(CONCORD, NH) – The Business and Industry Association of New Hampshire and the New Hampshire Charitable Foundation have joined forces to help more New Hampshire students get the credentials they need to get good local jobs and to help build a skilled workforce for New Hampshire employers.
The initiative, called Workforce Accelerator 2025 will help ensure a strong, 21st century economy for the Granite State in two ways: to create and support school-to-career pathways between New Hampshire’s schools and businesses; and lead efforts with the state’s public, private and educational sectors to ensure that 65 percent of New Hampshire adults have the degrees and high-value credentials that will be needed to thrive in the state’s workforce by 2025. The initiative’s work will target high school and college students and working adults living in and moving to New Hampshire.
“Right now, the top challenge facing employers of all sizes, in every corner of the state, is finding people with the right skills to fill existing job vacancies. Demographic changes to our state’s population mean this challenge will persist for years,” said BIA President Jim Roche. “Workforce Accelerator 2025 is a robust response by the Charitable Foundation and BIA to address this challenge.”
The initiative is designed to help schools and colleges connect more closely with New Hampshire employers so communities can create “career pathways” where high school students gain workforce skills and engage in hands-on learning for credit, and college students benefit from expanded opportunities for internships. Workforce Accelerator 2025 will work with businesses and educators to expose students to occupational possibilities and to encourage them to build careers in New Hampshire.

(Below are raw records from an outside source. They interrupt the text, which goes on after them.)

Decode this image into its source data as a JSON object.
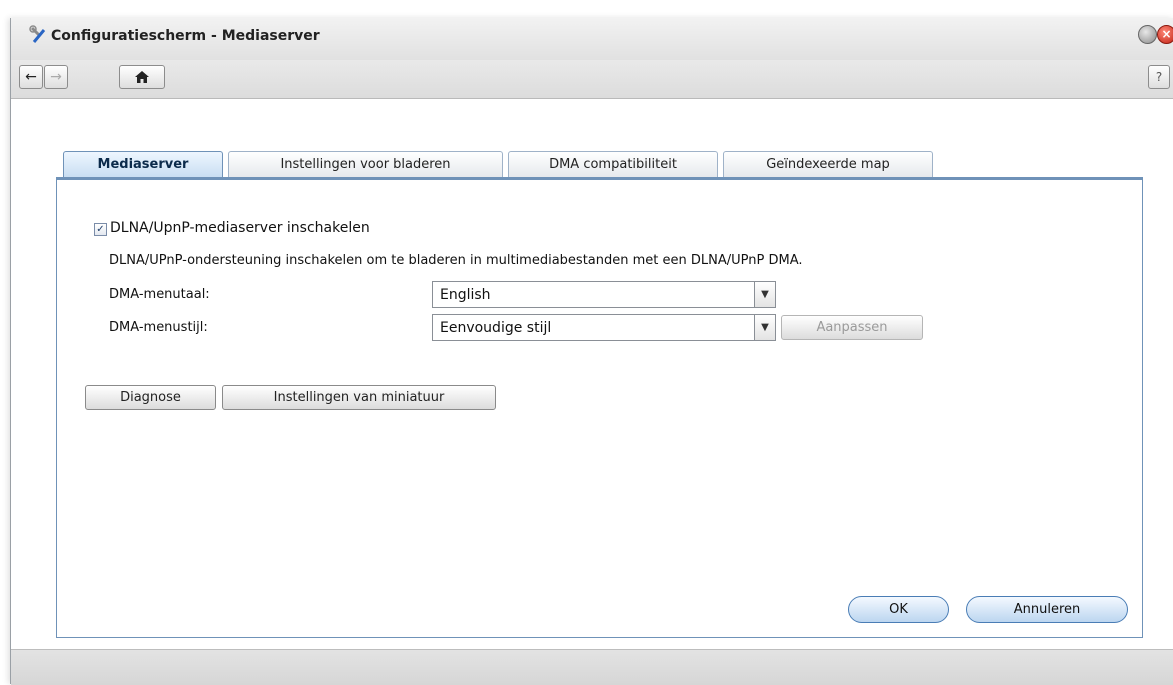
{
  "window": {
    "title": "Configuratiescherm - Mediaserver"
  },
  "toolbar": {
    "back_icon": "←",
    "forward_icon": "→",
    "home_icon": "⌂",
    "help_label": "?"
  },
  "tabs": [
    {
      "label": "Mediaserver",
      "active": true
    },
    {
      "label": "Instellingen voor bladeren",
      "active": false
    },
    {
      "label": "DMA compatibiliteit",
      "active": false
    },
    {
      "label": "Geïndexeerde map",
      "active": false
    }
  ],
  "form": {
    "enable_checkbox": {
      "label": "DLNA/UpnP-mediaserver inschakelen",
      "checked": true
    },
    "description": "DLNA/UPnP-ondersteuning inschakelen om te bladeren in multimediabestanden met een DLNA/UPnP DMA.",
    "menu_language": {
      "label": "DMA-menutaal:",
      "value": "English"
    },
    "menu_style": {
      "label": "DMA-menustijl:",
      "value": "Eenvoudige stijl"
    },
    "customize_label": "Aanpassen"
  },
  "buttons": {
    "diagnose": "Diagnose",
    "thumbnail_settings": "Instellingen van miniatuur",
    "ok": "OK",
    "cancel": "Annuleren"
  },
  "colors": {
    "accent": "#6f92b8",
    "close_button": "#c01e10"
  }
}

“We are thrilled about this partnership,” said Charitable Foundation Vice President Katie Merrow. “New Hampshire needs to increase youth opportunity — so all of our kids get the education, training, and guidance they need to grow into productive adults who will contribute to our communities and sustain our economy into the future. And our employers need an educated and well-trained workforce so they can continue to succeed, stay in New Hampshire, and keep our economy and communities strong.”
The BIA will add a new position, director of workforce development, to oversee Workforce Accelerator 2025 beginning in January. Initial funding for the initiative comes from the BIA, the Charitable Foundation and Fidelity Investments. The partnership is seeking additional funders to support the initiative.

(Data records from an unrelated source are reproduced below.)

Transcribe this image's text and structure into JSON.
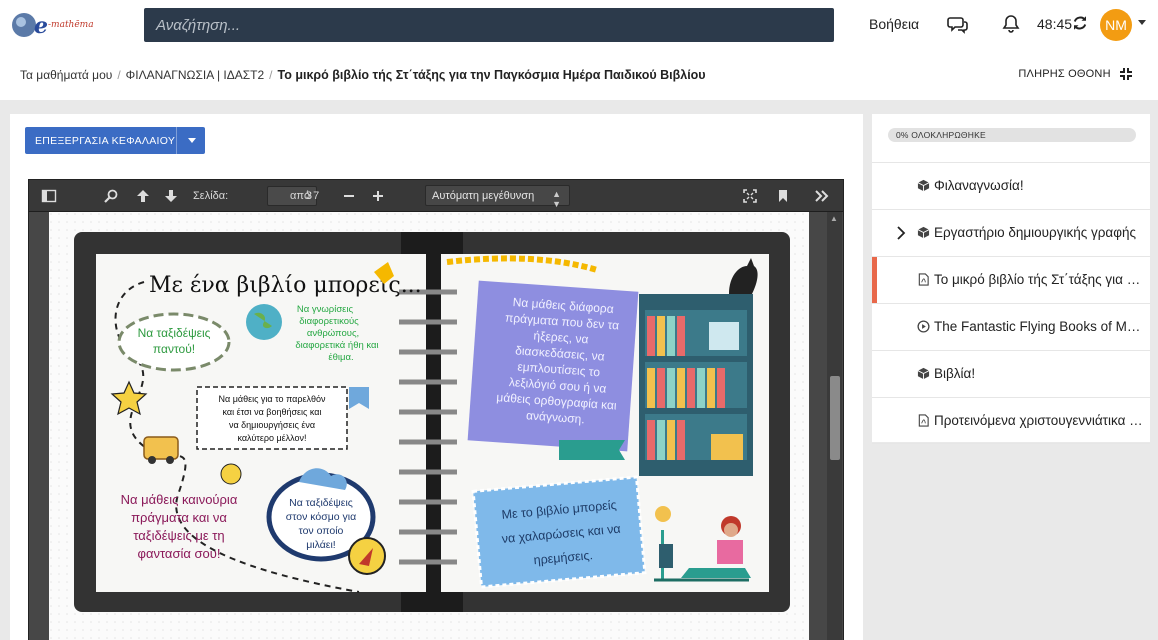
{
  "navbar": {
    "search_placeholder": "Αναζήτηση...",
    "help_label": "Βοήθεια",
    "timer": "48:45",
    "avatar_initials": "NM"
  },
  "breadcrumb": {
    "items": [
      "Τα μαθήματά μου",
      "ΦΙΛΑΝΑΓΝΩΣΙΑ | ΙΔΑΣΤ2"
    ],
    "current": "Το μικρό βιβλίο τής Στ΄τάξης για την Παγκόσμια Ημέρα Παιδικού Βιβλίου",
    "fullscreen_label": "ΠΛΗΡΗΣ ΟΘΟΝΗ"
  },
  "main": {
    "edit_button_label": "ΕΠΕΞΕΡΓΑΣΙΑ ΚΕΦΑΛΑΙΟΥ"
  },
  "pdf_viewer": {
    "page_label": "Σελίδα:",
    "page_value": "3",
    "page_count_label": "από 7",
    "zoom_value": "Αυτόματη μεγέθυνση",
    "slide": {
      "title": "Με ένα βιβλίο μπορείς...",
      "travel_everywhere": "Να ταξιδέψεις παντού!",
      "learn_cultures": "Να γνωρίσεις διαφορετικούς ανθρώπους, διαφορετικά ήθη και έθιμα.",
      "learn_past": "Να μάθεις για το παρελθόν και έτσι να βοηθήσεις και να δημιουργήσεις ένα καλύτερο μέλλον!",
      "learn_new_things": "Να μάθεις καινούρια πράγματα και να ταξιδέψεις με τη φαντασία σου!",
      "travel_world": "Να ταξιδέψεις στον κόσμο για τον οποίο μιλάει!",
      "learn_various": "Να μάθεις διάφορα πράγματα που δεν τα ήξερες, να διασκεδάσεις, να εμπλουτίσεις το λεξιλόγιό σου ή να μάθεις ορθογραφία και ανάγνωση.",
      "relax": "Με το βιβλίο μπορείς να χαλαρώσεις και να ηρεμήσεις."
    }
  },
  "sidebar": {
    "progress_label": "0% ΟΛΟΚΛΗΡΩΘΗΚΕ",
    "progress_value": 0,
    "items": [
      {
        "label": "Φιλαναγνωσία!",
        "icon": "box-icon"
      },
      {
        "label": "Εργαστήριο δημιουργικής γραφής",
        "icon": "box-icon"
      },
      {
        "label": "Το μικρό βιβλίο τής Στ΄τάξης για την Παγκόσμια Ημέρα Παιδικού Βιβλίου",
        "icon": "pdf-file-icon"
      },
      {
        "label": "The Fantastic Flying Books of Mr. Morris Lessmore",
        "icon": "play-circle-icon"
      },
      {
        "label": "Βιβλία!",
        "icon": "box-icon"
      },
      {
        "label": "Προτεινόμενα χριστουγεννιάτικα βιβλία",
        "icon": "pdf-file-icon"
      }
    ]
  },
  "colors": {
    "accent": "#3b6cc4",
    "avatar": "#f39c12",
    "active_marker": "#e8684a",
    "search_bg": "#2c3a4b"
  }
}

“The alliance of businesses, government, and colleges and universities is critical to ensure that we develop a workforce, both today and in the future, that is well educated and well prepared, and embraces the real career opportunities that exist here,” said Joe Murray, vice president of public affairs for Fidelity in Merrimack. “We hope additional businesses will see the value in this work and invest in its success.”
The Charitable Foundation is working to increase youth opportunity as part of its 10-year, $100 million New Hampshire Tomorrow initiative. Early efforts focused on bringing together partners from business, education, government and the nonprofit sector to strengthen the STEM (science, technology, engineering and mathematics) workforce pipeline and better prepare New Hampshire kids for great careers in New Hampshire.
“Workforce Accelerator 2025 is an exciting next step, and one that we expect will really move the needle on this issue that is so critical to the state,” Merrow said. The Accelerator will build on the work of the Charitable Foundation’s New Hampshire Tomorrow initiative, and the efforts of the New Hampshire Department of Education, University System of New Hampshire, Community College System of New Hampshire, New Hampshire Coalition for Business and Education and other partners who have adopted the state’s goal of 65 percent of New Hampshire adults having degrees and high-value credentials by 2025.
The BIA and the Charitable Foundation have a track record of working together on important initiatives. The two were chief architects of Leadership New Hampshire, which has graduated more than 850 people from its leadership development programs since 1993.